Não sei porque a gente fica sempre a imaginar que nosso núcleo de amigos mais chegados nunca irá ostentar seus nomes nos obituários da Peste – desculpem, mas o horror a esse vírus pandêmico me leva a não lhe explicitar o nome, nomeando-o apenas pelo genérico Peste. Infelizmente a Peste se aproxima tão veloz e despudoradamente nesta recém inaugurada terceira década do século XXI que o núcleo de amigos queridos, que nós pressupúnhamos imune a este horror, começa a abrir flancos. E o coração se dilacera um pouco a cada morte.
Semana passada estremeci com a brutalidade da morte de Daniel Azulay. Estremeci e chorei. Por todas as razões, além do artista singular de traço único, além da originalidade de sua figura física, além da graça de se comunicar pela televisão, o que encantou várias gerações, além do olhar, do se vestir, do ser amigo.
Aos 72 anos, Daniel continuava a parecer um menino, um menino de voz doce e olhos inquietos sempre a buscar oportunidades para cativar o interlocutor. Ele jamais abandonaria sua persona modelada pela televisão durante décadas, ídolo natural de crianças de todas as idades, sem forçar barras mercadológicas, tão comuns hoje em dia.
Daniel Azulay foi meu amigo por mais de quarenta anos e frequentava nosso Instituto na Urca com frequência. Arguto, culto, piedoso e bem informado, ele ora chegava para almoçar, ora chegava para tomar umas e outras, ora chegava para apenas jogar conversa fora. Mas o “conversa fora” do Daniel sempre embutia um propósito de cristalina generosidade.
Sabedor de como as instituições culturais estavam a capengar e a quase se findar por falta de recursos e de ausência de beneméritos, ele, o menino sonhador e solidário, sem dinheiros a tirar do bolso, vinha ofertar sua arte, sua imaginação. A mim sempre me comoveu sua disponibilidade para construir projetos, para dizer sim às necessidades dos que eram acolhidos por seu altruísmo. Agorinha mesmo, ao trazê-lo à minha mente e ao coração, acudiram-me fragmentos de várias de suas ideias, que fluíam com a fartura dos dotados de gênio.
Segundo ele, todos seus projetos deveriam abrir na criança o mundo mágico do imaginário, do sonho possível ao desenvolvimento criativo a ser plantado nas cabecinhas em formação. Um público ainda virgem de vícios e de tolices que o avançar da idade acaba por infligir. Todas as muitas ideias do Daniel eram sempre contempladas com assentimento geral por nossa parte. E saía ele, lépido e fagueiro como sempre, a buscar patrocínio e apoio. Que nunca chegavam. Sequer uma réstea de solidariedade aparecia. Daniel, bem humorado, desdenhava dos ouvidos moucos, da falta de cultura de eventuais patrocinadores, do esperar horas a fio em antessalas dos empresários. Até porque artista como ele tinha consciência de seus acertos, de sua grandeza, do querer ampliar cabeças de meninos em formação.

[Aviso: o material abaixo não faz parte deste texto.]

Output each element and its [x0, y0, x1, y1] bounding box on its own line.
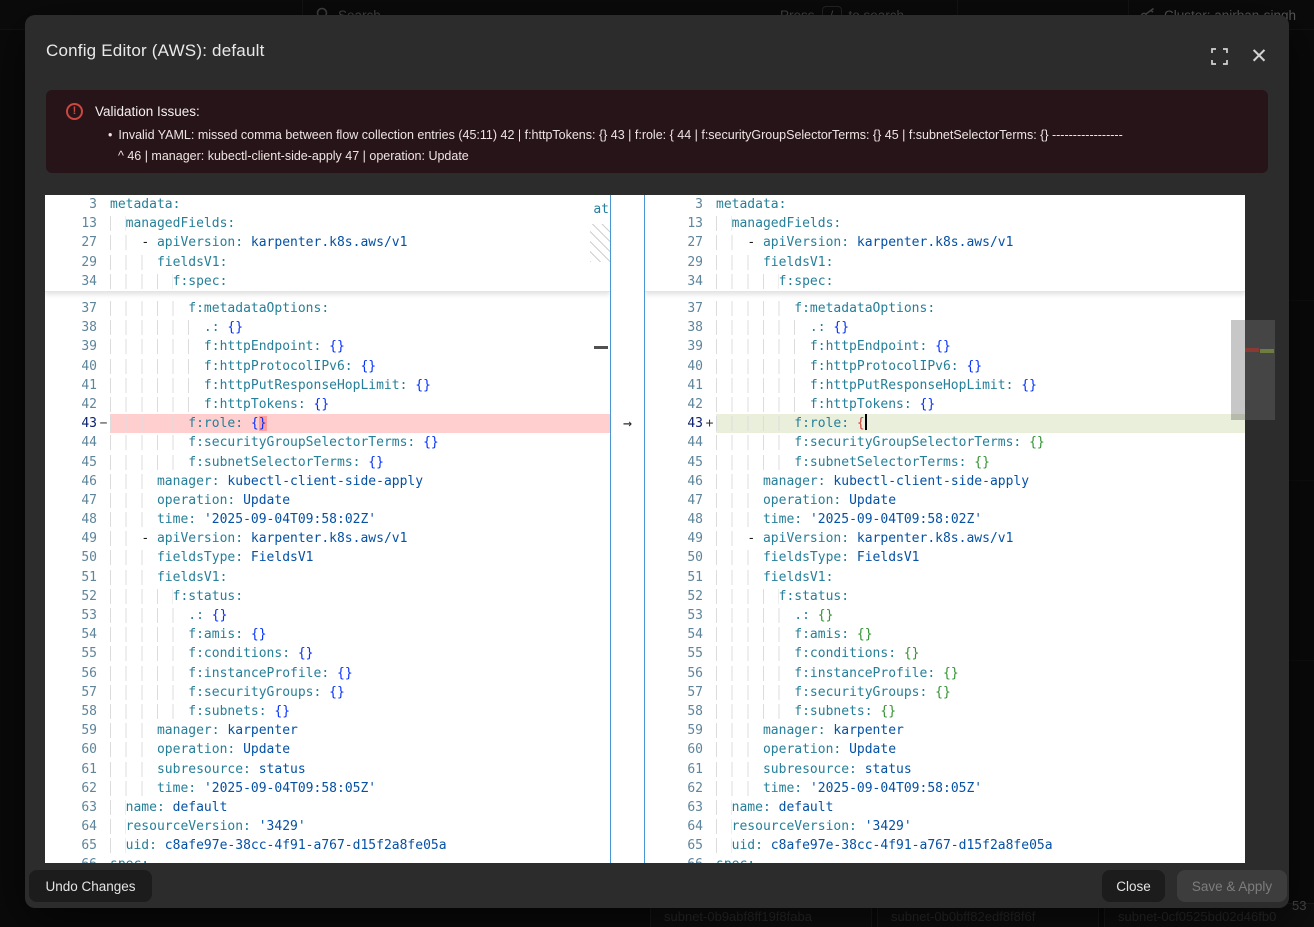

Hoje me dou conta de que Daniel, lá no fundinho de seu interesse pelas crianças, queria mesmo era ser professor. Ou seja, ele parecia ter pressa em transformar gente miúda em gente grande. Grande no sentido filosófico de expansão do pensamento, futuros homens dotados de mais criatividade, em exercício progressivo para serem livres. Sempre.
Portanto, a morte de Daniel Azulay provoca uma extraordinária legião de órfãos, todas as muitas gerações de crianças de sua Turma do Lambe-lambe que plasmaram nele um título glorioso, o de ser Professor de Vida, um mestre a incutir arte e beleza.